(Apparently, while I was editing my post @nenik already said most of what I was going to post 
@Aponthis you may want to take a look at a motion planning library, for example, https://vexforum.com/t/qcc2-gyro-and-pid-control-code/29292/1
Your observations are correct: PID is only guaranteed to work around small linear region. Over the long distances, especially when PID values get saturated and you start clipping max power, it is no longer mathematically consistent. What you have in those cases is not a proper PID and textbook tuning methods are no longer applicable.
Here is a simple way to think about motion planning for starters:
Instead of targeting final encoder position, target robot velocity and left-right encoder diff over the long distances. You will still need a separate PID loop for each (maintaining desired velocity and encoders diff between left and right), but they will be much simpler to handle.
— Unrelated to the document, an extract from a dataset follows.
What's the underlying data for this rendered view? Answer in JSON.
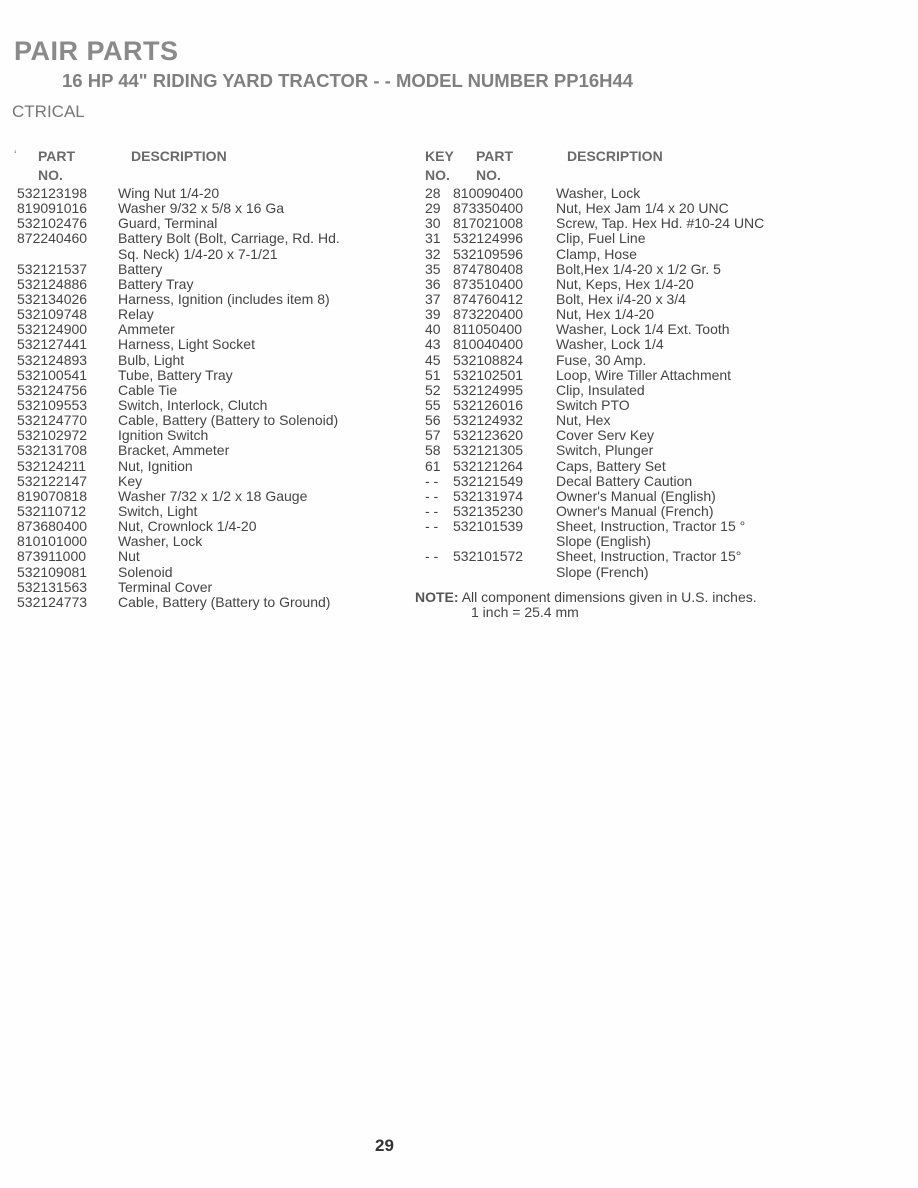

I thought I’ve seen recently a sample code posted by @tabor473, but I couldn’t find it for some reason.
As you get close to your target position you switch from velocity targeting to position PID to precisely stop.
Also, you would need to do some smoothing to get good velocity estimates, or your inputs will be noisy with round off errors and similar stuff.
The simplest way to try motion planning, even before you get up to speed with the library, would be to create a function that takes target position and desired velocity (values for which you determine experimentally).
Then inside that function you first start gradually increasing motor power using some fixed slew rate until you get close to the target velocity.
Then you start maintaining the desired velocity for a while using its own PID loop (with separately tuned coefficients) until you get into vicinity of the target position.
Once you close to the target position, you switch to the next step of regulating position (instead of velocity) with a next PID loop having its own coefficients.
When you arrive within some small error of the target position you exit from that function, ready to do the next step.
Try to code the above function first, mostly for educational purposes. The next step would be to add mini power corrections for driving straight to both velocity and position targeting segments. There were a number of threads that popped up on the forums regarding this topic lately, with some really good tips and tricks for doing that.
The goal of this exercise is to get to the point when you understand what the library is doing. At that point you could either integrate the whole library into your code or just include the relevant portions of the code.
Finally, to take precision driving to the next level, you would have to switch from the individual sensors used as feedback input to your PID loops, to the sensor fusion model.
In sensor fusion model you take input from all sensors at once and process through some math model, for example, using Kalman filter to estimate some parameters of the system like “true” position and velocity. The math behind the model does not necessarily 100% believes each individual sensor at each point of time. Instead, it believes each of them less than 100% and “averages” various sensors over short period of time thus improving overall accuracy by smoothing over noise in the individual input measurements.
I’ve seen a library from one of the VEXU teams (BNS?) posted a while ago. When I have time later today I will try to find those links and post them here, but if somebody else knows those links and could do that first, it would be great.